Except for some minor mixing tweaks, I've completed five songs for my upcoming instrumental CD, "Wordlessly." But coming up with titles for songs without words has been a challenge. All I have to go on is a vague emotion that I've attached to the song as I've written it. My fear is I'll come up with titles that are either pretentious -- "The Danse of the Foxe Hollows" -- or ridiculous -- "Minuet Rice."

But I'm swallowing my fear and releasing the names of the five songs I've recorded so far:

  • "Still Waters"
  • "The Cascades"
  • "Joy of Simple Things"
  • "First Frost of Autumn"
  • "How Long Wilt Thou Forget Me"

Alert fans will recognize the last one -- it's the tune I've used at Providence Presbyterian Church for our singing of Psalm 13.

And please note that a version of "Still Waters" is available on my downloads page.

So, only nine or ten songs to go!

And don't forget to click here to sign up for my email newsletter, by which I'll remind you of events and updates.

Sunday, February 26, 2006

The new floor

Click on the photos for a larger view.

Due to popular demand (i.e., the haranguing of my siblings) I present to the world these photos of my new laminate flooring in my living and dining rooms.

Here, our friend Cecil, in white, helps me, in orange, try to figure out how to get started doing the new floor.

The actual laying of the floor was the easiest part of the project. The hard parts were moving the bookcases out of the dining room and installing the quarter-round around the nooks and crannies of our living room.

Our cat, Violet, helpfully demonstrates the difference between the yucky old floor on the left and the fabulous new floor on the right. (That may be the first time the adverb "helpfully" was ever applied to a cat's actions.)
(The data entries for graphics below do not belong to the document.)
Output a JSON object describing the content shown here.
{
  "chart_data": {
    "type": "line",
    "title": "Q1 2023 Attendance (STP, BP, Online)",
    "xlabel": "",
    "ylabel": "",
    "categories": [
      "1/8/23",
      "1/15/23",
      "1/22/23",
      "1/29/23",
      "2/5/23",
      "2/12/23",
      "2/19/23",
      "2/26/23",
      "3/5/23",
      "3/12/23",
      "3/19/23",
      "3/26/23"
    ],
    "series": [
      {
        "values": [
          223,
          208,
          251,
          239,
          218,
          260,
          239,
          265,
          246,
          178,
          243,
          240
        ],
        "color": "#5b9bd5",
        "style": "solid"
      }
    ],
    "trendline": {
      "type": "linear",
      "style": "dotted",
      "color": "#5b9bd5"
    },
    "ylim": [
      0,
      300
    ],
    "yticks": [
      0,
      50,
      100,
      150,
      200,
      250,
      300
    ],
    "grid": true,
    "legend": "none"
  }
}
The old floor was what was left after we tore out the hideous, dusty carpet when we bought the house seven years ago.

But the worst part about the old floor wasn't the looks of it. It was soft and unfinishable, and we were eternally pulling splinters out of our socks and feet.

Ah! So now, when you walk in the room, here is the floor that greets you. The living room is noticeably brighter with the new, bright oak-like floor.

This is the view from the living room into the dining room, complete with silly daughter.

Here is some of the quarter-round that was especially, um, challenging to install. The pieces that were only 3/16th inch were stuck to other, longer pieces with super glue.

Thursday, January 12, 2006

Music for 2006

So, what's up with me musically this year?

Instrumental CD: My brother Jeff has asked me to create some instrumental music for his upcoming wedding. So while I'm at it, I will compile the music into a CD I hope to have for sale sometime this summer.

Gigs: I will continue my gigs at The Anchor Room, with my next ones on Friday, March 10, and Friday, May 12.

Three-song demo CD: Maybe after my instrumental album is done, I'll be putting together a three-song demo CD that I can send to potential venues in Northeast Indiana.

I'll keep posting updates and links to downloads as they become available.